Comment 2 Salvador Zalapa CLA 2012-06-14 15:00:25 EDT
Since after breaking down the EntityName region, it becomes in a XML_Content region. So, when the heuristics are triggered (in order do not re parse the region), the XMLContentRegion.UpdateRegion() method consider that if the change's lenght == 0 (withspace deleted) it can handle the change by itself, by just updating the region indexes (without any parse action). This initial patch adds a new heuristic to the XML_Content.UpdateRegion() method, if the content's length is between 4 and 10, it could be a potential EntityName region, so it should be parsed. The scenario reported is covered by this proposed patch however i am still facing an issue why i try to join back the following (due to i am getting 2 regions here):

&Aac ute;

I was wondering if this patch is sufficient and adequate to cover this bug? i am still trying to figure out a solution for the other scenario.
Comment 3 Salvador Zalapa CLA 2012-06-14 15:01:39 EDT
Created attachment 217380 [details]
Intial Patch
Comment 4 Salvador Zalapa CLA 2012-06-28 12:46:23 EDT
Attaching a second patch version, this patch covers all the scenarios. As i said in comment#2, the proposed heuristic consists in detect if the length of the region is between 4 and 10, it is a potential EntityName region, so a reparse is triggered.
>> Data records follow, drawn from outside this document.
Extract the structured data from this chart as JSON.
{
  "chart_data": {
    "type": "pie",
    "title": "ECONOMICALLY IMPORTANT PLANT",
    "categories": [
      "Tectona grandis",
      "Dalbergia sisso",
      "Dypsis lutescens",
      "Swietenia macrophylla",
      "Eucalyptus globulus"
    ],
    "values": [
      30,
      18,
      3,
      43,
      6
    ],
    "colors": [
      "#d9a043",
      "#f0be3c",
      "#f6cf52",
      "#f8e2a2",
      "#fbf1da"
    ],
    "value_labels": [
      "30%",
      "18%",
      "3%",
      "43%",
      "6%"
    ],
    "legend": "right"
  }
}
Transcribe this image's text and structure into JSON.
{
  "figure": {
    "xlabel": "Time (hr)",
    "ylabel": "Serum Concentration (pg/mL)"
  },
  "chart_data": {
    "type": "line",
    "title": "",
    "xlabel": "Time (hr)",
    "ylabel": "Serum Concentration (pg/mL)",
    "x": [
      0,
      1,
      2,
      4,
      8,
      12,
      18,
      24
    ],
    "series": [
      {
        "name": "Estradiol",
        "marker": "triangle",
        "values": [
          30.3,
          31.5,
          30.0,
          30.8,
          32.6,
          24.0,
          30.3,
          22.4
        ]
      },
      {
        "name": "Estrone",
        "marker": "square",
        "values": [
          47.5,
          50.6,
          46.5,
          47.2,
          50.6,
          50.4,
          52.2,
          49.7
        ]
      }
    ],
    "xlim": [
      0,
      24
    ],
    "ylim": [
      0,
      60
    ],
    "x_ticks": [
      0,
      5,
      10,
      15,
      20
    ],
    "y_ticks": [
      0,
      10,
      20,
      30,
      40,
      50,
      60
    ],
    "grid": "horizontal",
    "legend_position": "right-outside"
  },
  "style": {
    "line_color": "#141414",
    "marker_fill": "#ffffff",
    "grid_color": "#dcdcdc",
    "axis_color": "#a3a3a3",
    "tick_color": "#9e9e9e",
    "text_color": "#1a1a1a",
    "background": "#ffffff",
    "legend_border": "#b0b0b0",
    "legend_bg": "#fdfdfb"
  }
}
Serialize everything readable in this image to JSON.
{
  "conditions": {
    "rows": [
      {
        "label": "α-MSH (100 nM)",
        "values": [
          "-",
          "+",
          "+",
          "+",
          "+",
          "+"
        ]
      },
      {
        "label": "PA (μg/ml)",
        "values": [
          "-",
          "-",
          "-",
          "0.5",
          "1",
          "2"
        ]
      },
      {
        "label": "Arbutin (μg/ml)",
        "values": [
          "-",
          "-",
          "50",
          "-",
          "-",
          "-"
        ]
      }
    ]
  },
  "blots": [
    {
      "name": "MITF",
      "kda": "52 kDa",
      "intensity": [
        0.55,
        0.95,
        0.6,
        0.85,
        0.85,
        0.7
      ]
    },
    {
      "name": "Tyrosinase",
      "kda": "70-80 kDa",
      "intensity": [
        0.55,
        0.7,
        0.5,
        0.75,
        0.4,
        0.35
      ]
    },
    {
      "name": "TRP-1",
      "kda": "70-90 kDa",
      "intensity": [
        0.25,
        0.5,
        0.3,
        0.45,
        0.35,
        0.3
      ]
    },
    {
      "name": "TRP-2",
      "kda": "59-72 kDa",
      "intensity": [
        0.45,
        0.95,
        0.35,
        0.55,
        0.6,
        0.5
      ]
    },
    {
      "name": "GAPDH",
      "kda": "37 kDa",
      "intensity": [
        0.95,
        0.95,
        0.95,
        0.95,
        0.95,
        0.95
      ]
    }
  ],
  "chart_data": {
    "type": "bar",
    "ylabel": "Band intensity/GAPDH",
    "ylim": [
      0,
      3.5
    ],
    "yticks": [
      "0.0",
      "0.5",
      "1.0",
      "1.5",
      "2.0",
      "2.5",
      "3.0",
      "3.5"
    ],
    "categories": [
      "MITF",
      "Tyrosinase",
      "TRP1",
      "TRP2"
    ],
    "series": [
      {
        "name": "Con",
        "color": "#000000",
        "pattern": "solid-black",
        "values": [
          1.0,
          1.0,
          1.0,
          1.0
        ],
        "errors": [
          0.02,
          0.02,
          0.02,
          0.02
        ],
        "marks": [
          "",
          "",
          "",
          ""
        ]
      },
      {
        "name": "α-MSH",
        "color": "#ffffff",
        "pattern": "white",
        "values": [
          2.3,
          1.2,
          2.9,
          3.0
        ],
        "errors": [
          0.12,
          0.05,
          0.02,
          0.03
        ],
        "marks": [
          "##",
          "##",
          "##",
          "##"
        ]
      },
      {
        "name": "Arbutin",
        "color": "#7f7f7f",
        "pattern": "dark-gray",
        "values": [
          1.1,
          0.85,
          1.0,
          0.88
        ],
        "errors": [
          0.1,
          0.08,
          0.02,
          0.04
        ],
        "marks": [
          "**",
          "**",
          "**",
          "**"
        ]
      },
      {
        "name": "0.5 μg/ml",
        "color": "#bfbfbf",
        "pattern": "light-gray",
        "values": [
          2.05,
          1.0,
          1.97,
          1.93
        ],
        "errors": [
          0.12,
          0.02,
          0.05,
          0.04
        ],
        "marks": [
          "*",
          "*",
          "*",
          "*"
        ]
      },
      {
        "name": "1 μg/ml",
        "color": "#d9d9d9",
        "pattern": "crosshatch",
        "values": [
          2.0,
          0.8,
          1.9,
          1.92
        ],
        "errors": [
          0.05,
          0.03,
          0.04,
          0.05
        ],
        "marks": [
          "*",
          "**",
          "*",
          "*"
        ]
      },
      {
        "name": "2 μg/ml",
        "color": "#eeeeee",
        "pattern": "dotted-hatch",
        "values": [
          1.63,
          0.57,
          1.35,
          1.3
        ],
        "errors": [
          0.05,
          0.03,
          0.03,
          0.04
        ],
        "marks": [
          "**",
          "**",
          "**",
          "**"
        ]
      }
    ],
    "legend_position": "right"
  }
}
In this new patch, this also hadles the scenario:

&Aac ute;

For this i did add an extra rule to the XMLTokenizer, to handle a entity region decomposed just as one XML_Content instead of two or more (in order to be cached just one region, so the reparse can be performed properly).
Comment 5 Salvador Zalapa CLA 2012-06-28 12:47:05 EDT
Created attachment 218036 [details]
Second proposed patch
Comment 6 Salvador Zalapa CLA 2012-06-28 15:24:04 EDT
Created attachment 218050 [details]
Second proposed patch (fixed)

In the last patch i forgot to delete some system.out.println sentences.
Comment 7 Salvador Zalapa CLA 2012-07-04 12:38:03 EDT
Created attachment 218284 [details]
Patch (head version)

My mistake again, the last patch used an old WTP version, this one is on head version.
Comment 8 Nick Sandonato CLA 2012-11-07 16:37:49 EST
Hi Chava, is there any way to accomplish this without being dependent on the length of the region being between 4 and 10 characters? Maybe something based on the text contents or region type.
Comment 9 Salvador Zalapa CLA 2013-01-07 16:37:29 EST
https://github.com/zalapa/webtools.sourceediting/commit/425850e9d8f296d0c0ea156eba27e251f3c49386

Adding the new version, this is filtering the text started with "#" and ended with ";"
Comment 10 Nick Sandonato CLA 2013-01-08 10:38:48 EST
Patch from the remote repository looks good. Thanks, Chava.